Este “cromo do ensino” é inteligível a partir de um quadro de referência que inverte a lógica de serviço público. É a cultura da cunha em todo o seu esplendor. Os influentes não desejam equidade, prescindem da liberdade intelectual e receiam a perda de confiança do poder que ajudaram a conquistar. Alguns desaparecem das salas de professores quando são desmascarados. Através de um pacto de regime, silencioso ou declarado, o clube dos influentes congrega vários tipos de docentes. Amortecem as críticas, impulsionam a intriga para tomar o pulso da contestação e impedem a inovação. Rejeitam a mudança, sobretudo, a que suscitar a modificação do modus vivendi instalado.
Há vários tipos de influentes e agregam-se numa oligarquia:
Os irritados criticam as pequenas falhas de organização, são intolerantes com os alunos e colegas, principalmente, com os mais novos. Creem na sua coragem consubstanciada numa crítica ligeira, disfarçada, que ninguém leva a sério.
Os trabalhadores andam sempre atarefados, azedos e nunca erram. Isto é, raramente assumem o erro, o engano, o descuido, a falha. São os super profissionais.

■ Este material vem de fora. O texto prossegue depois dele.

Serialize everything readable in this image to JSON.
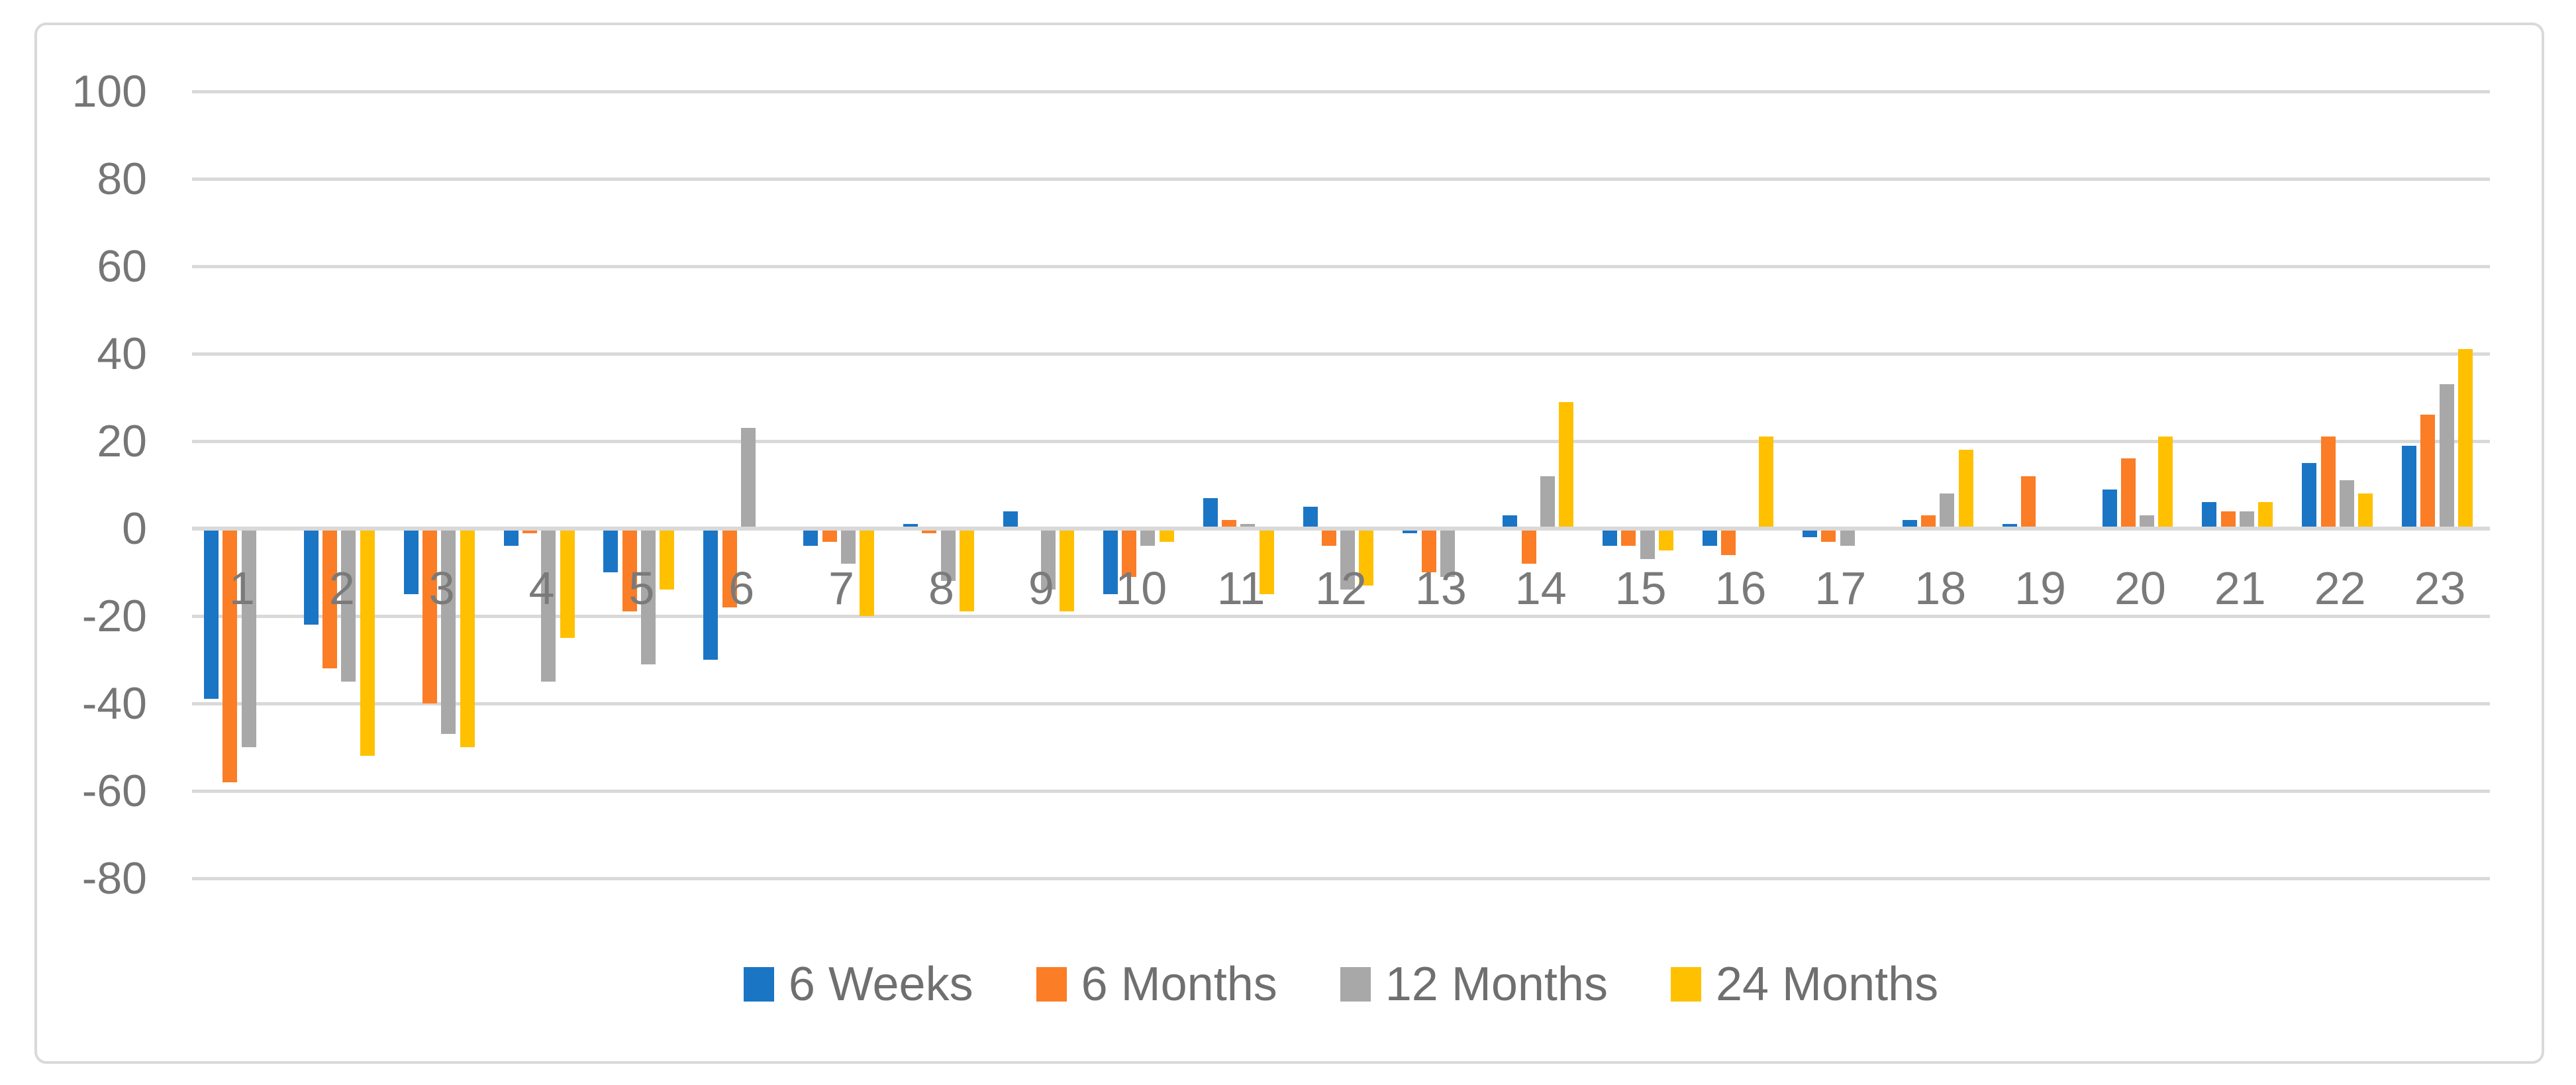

Os calados não têm opinião, apresentam-se descomprometidos com a escola. São insuspeitos, são os desejados porque não “complicam”. São os ouvidos que as paredes escondem.
Os estrategas preocupam-se com o clima da escola e com as pessoas, mas o que lhes realmente lhes interessa é a conjuntura. Se pressentem sinais de um eventual contrapoder tornam-se visíveis, atuam concertadamente e, com muita facilidade, mobilizam um batalhão de fiéis seguidores. São implacáveis na retaliação.
Os anónimos diferem dos calados porque não têm a capacidade de discernir o seu grau de influência. Fazem o que for preciso para subir na escala de influência.
Raramente os influentes aparecem no seu estado puro. São híbridos e multifacetados. São os videirinhos!»